St. Louis’ largely African American inner city suffers from the same ills as many other poor urban areas. The schools are woeful, with a graduation rate of just 43%. The health care system is fraying fast, and there is scant money in Slay’s current budget to fix it. St. Louis neighborhoods are highly segregated. And the disparities between blacks and whites have not budged in two decades, on measures ranging from income to employment to home ownership to education.

“If you believe in social justice and racial equality, you shouldn’t be complacent about these inequities,” said Christine Chadwick, the executive director of a nonprofit civic organization called FOCUS St. Louis.

She is heartened by Slay’s first months in office.

Slay’s most trumpeted accomplishment is brokering a deal for a new baseball stadium for the St. Louis Cardinals, to be partly funded with taxpayer dollars.
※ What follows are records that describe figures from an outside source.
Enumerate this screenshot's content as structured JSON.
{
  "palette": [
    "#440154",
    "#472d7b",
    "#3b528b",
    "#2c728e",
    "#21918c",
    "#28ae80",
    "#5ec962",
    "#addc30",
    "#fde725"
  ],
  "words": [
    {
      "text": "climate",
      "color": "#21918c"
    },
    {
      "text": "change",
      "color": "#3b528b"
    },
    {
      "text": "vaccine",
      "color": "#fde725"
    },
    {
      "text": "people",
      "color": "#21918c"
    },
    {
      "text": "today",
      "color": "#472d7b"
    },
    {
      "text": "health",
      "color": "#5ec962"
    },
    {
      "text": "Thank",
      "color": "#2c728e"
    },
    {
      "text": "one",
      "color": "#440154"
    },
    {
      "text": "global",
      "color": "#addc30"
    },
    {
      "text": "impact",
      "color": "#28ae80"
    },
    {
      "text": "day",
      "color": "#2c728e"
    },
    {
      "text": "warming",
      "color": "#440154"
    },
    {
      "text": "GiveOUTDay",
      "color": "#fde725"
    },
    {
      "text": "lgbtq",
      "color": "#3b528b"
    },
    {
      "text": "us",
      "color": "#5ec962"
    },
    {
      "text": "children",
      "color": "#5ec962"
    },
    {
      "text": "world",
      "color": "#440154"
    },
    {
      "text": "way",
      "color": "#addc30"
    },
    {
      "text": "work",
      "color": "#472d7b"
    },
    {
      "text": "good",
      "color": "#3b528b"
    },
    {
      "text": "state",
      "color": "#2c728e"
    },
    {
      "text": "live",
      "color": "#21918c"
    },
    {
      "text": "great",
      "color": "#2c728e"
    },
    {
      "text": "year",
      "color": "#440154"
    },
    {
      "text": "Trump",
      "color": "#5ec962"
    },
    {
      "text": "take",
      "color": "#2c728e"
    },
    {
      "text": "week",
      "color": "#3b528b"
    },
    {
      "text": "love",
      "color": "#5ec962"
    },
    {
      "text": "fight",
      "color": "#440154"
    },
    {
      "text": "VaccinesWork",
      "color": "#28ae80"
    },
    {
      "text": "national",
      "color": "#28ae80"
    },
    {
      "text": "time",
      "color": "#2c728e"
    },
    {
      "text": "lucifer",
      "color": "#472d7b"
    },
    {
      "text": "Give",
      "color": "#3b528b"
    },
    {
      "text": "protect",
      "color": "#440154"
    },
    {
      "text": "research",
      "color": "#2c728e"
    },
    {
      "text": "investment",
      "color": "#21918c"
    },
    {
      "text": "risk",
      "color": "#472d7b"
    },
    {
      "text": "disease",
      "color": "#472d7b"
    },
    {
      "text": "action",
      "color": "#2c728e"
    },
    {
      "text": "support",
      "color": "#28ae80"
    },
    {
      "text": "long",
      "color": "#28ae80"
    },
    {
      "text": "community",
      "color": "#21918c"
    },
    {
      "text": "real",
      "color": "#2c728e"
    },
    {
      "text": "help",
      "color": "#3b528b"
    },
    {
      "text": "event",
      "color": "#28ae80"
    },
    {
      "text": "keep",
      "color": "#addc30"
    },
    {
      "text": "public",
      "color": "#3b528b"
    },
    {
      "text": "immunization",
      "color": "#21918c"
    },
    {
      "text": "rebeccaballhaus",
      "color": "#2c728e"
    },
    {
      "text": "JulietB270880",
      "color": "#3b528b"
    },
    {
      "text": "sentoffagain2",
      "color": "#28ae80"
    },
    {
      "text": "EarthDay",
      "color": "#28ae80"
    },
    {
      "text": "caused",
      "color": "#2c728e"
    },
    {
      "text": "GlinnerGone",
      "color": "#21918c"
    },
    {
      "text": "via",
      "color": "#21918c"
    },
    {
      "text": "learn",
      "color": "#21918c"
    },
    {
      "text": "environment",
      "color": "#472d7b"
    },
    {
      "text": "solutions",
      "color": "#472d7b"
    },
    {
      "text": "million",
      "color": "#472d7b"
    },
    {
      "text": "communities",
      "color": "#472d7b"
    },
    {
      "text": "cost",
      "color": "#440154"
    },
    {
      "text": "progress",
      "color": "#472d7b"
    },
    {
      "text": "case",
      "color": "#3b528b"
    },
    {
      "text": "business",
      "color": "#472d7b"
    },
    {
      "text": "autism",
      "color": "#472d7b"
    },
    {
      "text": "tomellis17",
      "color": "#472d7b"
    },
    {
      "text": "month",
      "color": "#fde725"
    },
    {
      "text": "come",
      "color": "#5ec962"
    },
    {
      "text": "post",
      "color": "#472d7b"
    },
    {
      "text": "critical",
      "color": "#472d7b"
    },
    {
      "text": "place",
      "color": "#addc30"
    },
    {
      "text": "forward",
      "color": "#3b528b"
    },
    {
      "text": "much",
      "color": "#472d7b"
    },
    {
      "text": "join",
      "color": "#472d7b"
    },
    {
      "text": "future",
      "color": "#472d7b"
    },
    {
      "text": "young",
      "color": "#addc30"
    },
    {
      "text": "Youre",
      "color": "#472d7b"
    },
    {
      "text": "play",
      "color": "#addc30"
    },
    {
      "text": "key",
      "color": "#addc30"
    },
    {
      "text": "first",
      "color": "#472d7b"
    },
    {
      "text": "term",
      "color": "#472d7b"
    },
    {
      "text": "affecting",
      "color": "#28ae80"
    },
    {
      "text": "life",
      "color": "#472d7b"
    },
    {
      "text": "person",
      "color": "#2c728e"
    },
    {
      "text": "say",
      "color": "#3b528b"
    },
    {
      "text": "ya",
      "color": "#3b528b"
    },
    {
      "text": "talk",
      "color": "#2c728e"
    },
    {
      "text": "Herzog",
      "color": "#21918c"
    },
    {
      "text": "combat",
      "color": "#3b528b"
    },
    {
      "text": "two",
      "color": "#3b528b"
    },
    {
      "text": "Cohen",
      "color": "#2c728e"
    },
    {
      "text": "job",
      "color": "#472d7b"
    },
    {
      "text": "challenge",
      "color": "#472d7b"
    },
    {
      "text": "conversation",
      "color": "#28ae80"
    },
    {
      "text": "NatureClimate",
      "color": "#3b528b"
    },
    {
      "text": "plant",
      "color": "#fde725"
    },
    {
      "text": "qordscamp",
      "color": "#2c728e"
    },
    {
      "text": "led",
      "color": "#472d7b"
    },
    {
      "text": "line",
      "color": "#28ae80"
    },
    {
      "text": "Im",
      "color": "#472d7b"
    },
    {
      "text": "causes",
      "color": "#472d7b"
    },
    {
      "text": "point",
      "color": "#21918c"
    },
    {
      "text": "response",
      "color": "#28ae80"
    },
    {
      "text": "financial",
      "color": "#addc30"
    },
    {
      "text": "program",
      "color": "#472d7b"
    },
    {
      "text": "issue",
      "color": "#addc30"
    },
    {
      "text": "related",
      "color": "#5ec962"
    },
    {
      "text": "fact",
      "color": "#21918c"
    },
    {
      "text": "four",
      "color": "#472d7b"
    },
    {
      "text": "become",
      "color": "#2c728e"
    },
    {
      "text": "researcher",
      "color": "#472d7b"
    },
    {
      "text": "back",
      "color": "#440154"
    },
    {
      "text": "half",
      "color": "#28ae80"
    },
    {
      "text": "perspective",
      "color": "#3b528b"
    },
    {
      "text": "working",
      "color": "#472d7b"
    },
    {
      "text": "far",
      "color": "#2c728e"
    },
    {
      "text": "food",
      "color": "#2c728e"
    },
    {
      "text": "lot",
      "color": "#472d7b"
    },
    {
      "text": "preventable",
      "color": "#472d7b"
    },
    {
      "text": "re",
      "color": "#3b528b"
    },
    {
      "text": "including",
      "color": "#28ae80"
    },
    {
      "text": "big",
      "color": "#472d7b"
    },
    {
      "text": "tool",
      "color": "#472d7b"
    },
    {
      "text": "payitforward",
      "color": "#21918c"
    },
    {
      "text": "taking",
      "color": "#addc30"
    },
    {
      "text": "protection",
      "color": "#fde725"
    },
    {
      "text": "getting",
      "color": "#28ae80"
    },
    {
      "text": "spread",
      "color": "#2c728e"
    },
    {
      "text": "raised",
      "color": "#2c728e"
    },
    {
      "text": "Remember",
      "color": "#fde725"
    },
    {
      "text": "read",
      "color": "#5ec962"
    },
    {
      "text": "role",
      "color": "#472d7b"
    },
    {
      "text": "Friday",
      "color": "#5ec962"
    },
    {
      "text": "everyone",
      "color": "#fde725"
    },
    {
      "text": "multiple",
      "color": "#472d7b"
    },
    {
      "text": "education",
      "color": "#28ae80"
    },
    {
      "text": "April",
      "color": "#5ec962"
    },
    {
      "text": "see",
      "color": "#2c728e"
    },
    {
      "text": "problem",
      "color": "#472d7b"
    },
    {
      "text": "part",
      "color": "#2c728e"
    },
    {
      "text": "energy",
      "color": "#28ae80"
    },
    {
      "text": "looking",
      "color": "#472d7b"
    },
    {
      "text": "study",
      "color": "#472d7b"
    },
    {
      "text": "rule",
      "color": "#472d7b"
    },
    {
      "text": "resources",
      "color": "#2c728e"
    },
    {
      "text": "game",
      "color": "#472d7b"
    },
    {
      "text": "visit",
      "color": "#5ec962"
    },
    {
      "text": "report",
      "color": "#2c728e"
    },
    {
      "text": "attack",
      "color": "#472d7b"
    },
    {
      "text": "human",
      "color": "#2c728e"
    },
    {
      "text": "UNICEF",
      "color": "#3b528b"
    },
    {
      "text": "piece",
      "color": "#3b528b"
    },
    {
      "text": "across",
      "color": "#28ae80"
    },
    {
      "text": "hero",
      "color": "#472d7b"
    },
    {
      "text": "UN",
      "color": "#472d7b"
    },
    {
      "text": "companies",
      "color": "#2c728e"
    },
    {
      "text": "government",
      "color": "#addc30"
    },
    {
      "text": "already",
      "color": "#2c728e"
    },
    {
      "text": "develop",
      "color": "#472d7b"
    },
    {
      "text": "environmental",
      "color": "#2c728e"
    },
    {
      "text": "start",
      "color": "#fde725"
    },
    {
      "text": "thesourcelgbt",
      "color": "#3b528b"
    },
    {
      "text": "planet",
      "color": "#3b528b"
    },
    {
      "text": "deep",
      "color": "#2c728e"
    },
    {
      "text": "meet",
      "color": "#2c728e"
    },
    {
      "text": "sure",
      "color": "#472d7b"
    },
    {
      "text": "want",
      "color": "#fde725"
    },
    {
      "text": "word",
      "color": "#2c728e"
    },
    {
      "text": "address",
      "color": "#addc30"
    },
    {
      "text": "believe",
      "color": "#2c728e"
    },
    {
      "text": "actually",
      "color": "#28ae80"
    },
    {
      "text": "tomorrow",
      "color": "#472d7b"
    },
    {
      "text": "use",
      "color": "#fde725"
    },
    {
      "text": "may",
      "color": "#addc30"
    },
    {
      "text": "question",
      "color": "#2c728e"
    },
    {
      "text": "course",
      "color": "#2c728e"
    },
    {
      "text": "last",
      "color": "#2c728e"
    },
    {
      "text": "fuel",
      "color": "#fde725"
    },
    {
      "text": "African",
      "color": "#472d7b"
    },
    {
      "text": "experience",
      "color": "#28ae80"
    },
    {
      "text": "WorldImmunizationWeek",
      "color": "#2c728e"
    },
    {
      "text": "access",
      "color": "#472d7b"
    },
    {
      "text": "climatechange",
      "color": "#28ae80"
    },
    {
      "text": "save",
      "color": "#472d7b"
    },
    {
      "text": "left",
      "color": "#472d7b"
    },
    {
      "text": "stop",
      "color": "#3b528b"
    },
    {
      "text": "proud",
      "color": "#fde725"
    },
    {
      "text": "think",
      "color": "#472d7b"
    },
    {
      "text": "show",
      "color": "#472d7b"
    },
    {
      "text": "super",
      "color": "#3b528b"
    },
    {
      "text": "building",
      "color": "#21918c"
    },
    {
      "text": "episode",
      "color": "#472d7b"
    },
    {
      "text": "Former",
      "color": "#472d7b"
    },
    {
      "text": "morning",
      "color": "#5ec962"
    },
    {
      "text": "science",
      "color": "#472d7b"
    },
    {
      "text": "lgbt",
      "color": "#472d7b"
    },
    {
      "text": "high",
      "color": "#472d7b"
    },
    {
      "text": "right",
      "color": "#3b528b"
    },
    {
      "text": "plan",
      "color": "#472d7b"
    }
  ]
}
The stadium will be accompanied by a new development called Ballpark Village that is to include homes, shops and entertainment--and Slay is hoping that the project will revitalize the dragging downtown.

A New Priority on Race Relations

But Chadwick chooses to focus as well on Slay’s less-flashy accomplishments, such as his recent decision to investigate allegations of fraud tied to the city’s minority contractor program. And, yes, his decision to take down the Confederate symbols.

“People will daily agree or disagree with decisions the mayor makes,” she said. “But has this mayor, in a short time, been bold and decisive and risk-taking? Yes. And I think all citizens want to see those leadership qualities. . . . For the mayor to have taken bold stances on issues of race in this community is very significant because it has never been a regional priority.”